1/2 box of yellow cake mix (or one of those little "JIffy" brand cake mixes)
1 stick of butter
1 can of fruit pie filling (especiall good with apple)
handful of raisins (optional)

Steps:


Pre-heat Oven to 350 Degrees
Spray a casserole dish with cooking spray (ie, Pam)
Pour the pie filling into the dish
Sprinkle / spread the dry cake mix on top
Pour the melted stick of butter over the cake mix
Bake for 45 minutes at 350 degrees

This is easily doubled using a full cake mix, 2 cans of pie filling, and 2 sticks of butter


----------



## jacks'thunder (Feb 2, 2013)

Yummy! I think this is similar to one my mom makes but she uses cherry filling!


----------



## Jill (Feb 2, 2013)

I've made it and we love it! I've used apple and peach (I did add some additional canned peaches as our pie filling was skimpy on the fruit). I was thinking it might also be good with chocolate cake and cherry pie filling......... and I shouldn't be contemplating dessert at 9am, but I am and could swear I'm starving


----------



## Jill (Feb 2, 2013)

PS This also works with a standard package / box of muffin mix


----------



## jacks'thunder (Feb 2, 2013)

LOL Jill!

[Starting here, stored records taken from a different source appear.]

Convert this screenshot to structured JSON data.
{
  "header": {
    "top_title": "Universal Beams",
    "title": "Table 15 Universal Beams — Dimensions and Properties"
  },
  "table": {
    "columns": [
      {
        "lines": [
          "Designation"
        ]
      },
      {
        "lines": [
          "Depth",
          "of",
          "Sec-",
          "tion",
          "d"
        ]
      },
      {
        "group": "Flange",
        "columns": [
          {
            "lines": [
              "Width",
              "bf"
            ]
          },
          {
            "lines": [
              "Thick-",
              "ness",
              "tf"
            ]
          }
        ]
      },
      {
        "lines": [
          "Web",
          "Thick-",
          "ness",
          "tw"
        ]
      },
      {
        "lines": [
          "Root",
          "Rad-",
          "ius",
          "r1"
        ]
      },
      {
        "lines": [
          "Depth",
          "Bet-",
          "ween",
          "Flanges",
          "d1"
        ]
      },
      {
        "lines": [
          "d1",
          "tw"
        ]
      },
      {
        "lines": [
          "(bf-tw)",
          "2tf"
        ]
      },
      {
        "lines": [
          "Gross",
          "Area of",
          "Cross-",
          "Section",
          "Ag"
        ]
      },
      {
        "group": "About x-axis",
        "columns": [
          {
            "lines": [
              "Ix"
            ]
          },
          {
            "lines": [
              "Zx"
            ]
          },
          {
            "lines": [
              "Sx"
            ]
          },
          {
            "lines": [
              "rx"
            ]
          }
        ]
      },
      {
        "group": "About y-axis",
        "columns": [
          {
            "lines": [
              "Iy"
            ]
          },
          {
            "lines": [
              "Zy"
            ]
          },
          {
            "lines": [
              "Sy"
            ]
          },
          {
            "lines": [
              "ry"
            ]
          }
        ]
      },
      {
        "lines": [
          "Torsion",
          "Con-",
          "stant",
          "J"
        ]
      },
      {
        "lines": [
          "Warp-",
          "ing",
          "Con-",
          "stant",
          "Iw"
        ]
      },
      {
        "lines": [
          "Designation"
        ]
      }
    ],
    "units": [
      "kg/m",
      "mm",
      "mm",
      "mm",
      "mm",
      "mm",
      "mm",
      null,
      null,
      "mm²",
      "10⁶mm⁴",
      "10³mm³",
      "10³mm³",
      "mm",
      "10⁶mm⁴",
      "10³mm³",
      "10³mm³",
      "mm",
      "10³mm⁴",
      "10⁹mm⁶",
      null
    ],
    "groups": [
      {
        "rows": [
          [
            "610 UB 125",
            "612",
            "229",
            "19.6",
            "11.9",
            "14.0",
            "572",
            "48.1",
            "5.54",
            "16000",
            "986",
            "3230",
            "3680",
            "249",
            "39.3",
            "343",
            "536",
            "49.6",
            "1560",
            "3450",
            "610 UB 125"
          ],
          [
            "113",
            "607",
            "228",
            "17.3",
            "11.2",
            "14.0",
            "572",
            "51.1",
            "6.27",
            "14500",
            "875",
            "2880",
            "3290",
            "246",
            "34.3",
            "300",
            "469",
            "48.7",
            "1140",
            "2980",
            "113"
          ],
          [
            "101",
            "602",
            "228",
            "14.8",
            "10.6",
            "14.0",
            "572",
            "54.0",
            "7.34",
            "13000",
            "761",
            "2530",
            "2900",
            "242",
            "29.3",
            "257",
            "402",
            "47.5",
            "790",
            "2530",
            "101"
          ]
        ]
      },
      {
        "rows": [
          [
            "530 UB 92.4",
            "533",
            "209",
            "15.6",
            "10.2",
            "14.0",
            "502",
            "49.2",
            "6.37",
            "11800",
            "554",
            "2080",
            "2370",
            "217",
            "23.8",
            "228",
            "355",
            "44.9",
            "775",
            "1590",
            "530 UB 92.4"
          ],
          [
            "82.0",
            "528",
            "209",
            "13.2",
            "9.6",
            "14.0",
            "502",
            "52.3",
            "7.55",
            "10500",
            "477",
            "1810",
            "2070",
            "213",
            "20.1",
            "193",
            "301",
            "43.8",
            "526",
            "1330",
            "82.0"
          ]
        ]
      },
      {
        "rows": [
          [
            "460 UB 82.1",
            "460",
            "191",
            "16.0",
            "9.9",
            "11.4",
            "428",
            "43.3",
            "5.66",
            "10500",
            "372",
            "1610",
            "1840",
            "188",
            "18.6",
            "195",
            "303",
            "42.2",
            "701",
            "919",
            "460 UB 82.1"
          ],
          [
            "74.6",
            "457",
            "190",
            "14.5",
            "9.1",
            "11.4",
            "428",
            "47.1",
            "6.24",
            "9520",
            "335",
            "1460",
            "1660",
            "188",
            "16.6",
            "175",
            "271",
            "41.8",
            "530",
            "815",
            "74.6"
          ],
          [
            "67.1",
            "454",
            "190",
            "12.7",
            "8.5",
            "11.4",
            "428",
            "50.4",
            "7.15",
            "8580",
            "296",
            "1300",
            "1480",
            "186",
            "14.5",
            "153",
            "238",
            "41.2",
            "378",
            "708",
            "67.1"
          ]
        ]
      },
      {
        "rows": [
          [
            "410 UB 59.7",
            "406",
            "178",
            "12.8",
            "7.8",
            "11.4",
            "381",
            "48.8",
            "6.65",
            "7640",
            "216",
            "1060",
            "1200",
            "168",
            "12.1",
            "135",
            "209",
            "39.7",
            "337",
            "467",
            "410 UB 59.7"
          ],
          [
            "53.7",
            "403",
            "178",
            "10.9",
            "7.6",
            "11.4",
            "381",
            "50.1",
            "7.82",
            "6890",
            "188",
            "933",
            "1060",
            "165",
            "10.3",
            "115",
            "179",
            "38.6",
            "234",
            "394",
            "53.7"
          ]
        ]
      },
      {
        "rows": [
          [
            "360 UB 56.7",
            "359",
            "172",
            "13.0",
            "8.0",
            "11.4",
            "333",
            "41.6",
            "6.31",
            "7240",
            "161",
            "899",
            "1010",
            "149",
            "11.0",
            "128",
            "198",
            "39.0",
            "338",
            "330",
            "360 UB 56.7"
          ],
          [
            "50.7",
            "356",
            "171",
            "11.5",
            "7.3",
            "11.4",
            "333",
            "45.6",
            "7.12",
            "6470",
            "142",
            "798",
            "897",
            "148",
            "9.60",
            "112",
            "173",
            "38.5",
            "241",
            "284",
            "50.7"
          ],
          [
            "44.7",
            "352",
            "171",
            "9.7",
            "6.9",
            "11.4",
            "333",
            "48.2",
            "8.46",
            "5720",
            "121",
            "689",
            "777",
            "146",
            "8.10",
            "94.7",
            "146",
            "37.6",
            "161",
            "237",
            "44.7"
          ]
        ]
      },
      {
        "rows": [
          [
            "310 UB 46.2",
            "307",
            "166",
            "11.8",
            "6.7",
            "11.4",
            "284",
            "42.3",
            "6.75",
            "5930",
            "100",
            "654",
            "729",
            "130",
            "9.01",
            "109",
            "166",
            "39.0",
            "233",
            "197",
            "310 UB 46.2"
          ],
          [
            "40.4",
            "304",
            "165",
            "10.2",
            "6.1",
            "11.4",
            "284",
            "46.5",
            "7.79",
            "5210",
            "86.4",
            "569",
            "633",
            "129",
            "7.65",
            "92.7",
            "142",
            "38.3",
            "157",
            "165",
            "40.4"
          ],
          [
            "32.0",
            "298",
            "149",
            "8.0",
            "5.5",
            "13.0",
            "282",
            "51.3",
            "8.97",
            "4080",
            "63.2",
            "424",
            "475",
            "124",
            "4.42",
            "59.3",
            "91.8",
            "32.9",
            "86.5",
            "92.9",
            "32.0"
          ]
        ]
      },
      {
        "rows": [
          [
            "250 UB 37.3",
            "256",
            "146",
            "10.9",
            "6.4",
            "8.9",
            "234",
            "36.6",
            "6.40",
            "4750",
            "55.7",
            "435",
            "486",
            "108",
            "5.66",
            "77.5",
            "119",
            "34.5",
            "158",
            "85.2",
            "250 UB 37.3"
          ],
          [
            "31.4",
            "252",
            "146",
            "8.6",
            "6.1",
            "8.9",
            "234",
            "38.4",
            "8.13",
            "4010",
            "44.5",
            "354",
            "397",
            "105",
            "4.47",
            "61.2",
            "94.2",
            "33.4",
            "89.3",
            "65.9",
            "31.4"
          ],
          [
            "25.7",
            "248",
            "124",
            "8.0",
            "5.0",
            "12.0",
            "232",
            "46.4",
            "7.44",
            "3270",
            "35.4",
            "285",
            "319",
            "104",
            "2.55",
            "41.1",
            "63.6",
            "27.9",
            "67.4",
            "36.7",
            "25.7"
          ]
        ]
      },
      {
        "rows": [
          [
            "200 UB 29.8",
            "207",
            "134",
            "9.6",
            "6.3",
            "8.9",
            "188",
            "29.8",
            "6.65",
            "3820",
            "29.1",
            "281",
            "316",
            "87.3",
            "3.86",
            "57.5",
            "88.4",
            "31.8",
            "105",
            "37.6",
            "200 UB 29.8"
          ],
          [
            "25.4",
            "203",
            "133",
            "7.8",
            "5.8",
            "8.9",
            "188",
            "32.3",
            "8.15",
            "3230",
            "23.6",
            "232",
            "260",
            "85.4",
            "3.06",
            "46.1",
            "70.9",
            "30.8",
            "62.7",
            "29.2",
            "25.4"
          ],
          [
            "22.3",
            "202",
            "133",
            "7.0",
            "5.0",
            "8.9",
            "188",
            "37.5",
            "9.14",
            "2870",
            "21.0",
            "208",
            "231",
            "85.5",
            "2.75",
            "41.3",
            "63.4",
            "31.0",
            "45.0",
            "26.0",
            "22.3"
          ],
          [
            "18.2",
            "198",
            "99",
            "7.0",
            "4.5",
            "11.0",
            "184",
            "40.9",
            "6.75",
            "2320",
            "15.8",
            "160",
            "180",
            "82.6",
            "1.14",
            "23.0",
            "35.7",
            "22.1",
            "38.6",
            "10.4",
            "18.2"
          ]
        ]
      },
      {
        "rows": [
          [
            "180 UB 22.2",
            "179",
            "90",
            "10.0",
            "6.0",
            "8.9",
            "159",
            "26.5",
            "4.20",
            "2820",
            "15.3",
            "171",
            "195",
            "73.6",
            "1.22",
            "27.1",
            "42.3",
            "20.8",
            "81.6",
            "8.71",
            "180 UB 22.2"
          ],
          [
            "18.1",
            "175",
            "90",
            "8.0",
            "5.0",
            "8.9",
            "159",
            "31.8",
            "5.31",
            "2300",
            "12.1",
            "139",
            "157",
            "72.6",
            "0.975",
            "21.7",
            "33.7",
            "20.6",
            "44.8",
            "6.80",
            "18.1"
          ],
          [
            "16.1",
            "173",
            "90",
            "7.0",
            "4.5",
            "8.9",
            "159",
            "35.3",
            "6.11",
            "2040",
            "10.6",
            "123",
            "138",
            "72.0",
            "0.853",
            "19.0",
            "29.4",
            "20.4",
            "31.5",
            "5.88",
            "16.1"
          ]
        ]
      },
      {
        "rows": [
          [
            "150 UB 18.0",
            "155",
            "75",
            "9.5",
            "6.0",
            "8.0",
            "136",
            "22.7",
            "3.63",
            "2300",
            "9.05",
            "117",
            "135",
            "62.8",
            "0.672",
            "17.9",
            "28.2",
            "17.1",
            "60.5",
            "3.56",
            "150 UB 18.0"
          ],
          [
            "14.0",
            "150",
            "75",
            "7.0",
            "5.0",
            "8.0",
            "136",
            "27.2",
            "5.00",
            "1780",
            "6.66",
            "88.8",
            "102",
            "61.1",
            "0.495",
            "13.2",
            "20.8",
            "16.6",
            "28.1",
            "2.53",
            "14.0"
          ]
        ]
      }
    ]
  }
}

I was just thinking the same thing! So I went and tore through my cupboards and found Chocolate cake mix and pineapple..... I think I'll wait.. those 2 don't sound the best to me! LOL!!


----------



## Jill (Feb 2, 2013)

Seriously, are we not on the same page?!?!?! I also went through what I have (and NEED to be using) for mixes


----------



## jacks'thunder (Feb 2, 2013)

Hehehehe! Totally!!


----------



## Jill (Jan 11, 2014)

I'm making this for dessert tonight. I pulled up this thread to refresh my memory on how long it bakes (good thing I did, as I thought it went for a full hour!). Now my whole family has been making this since I brought it to a family gathering about 9mos ago. My mom makes it often now with frozen berries (that have thawed) and splenda to cut down on the sugar. I will be making it that way, too, once I plow through all the canned pie filling I have. I'm making it with apple pie filling tonight.


----------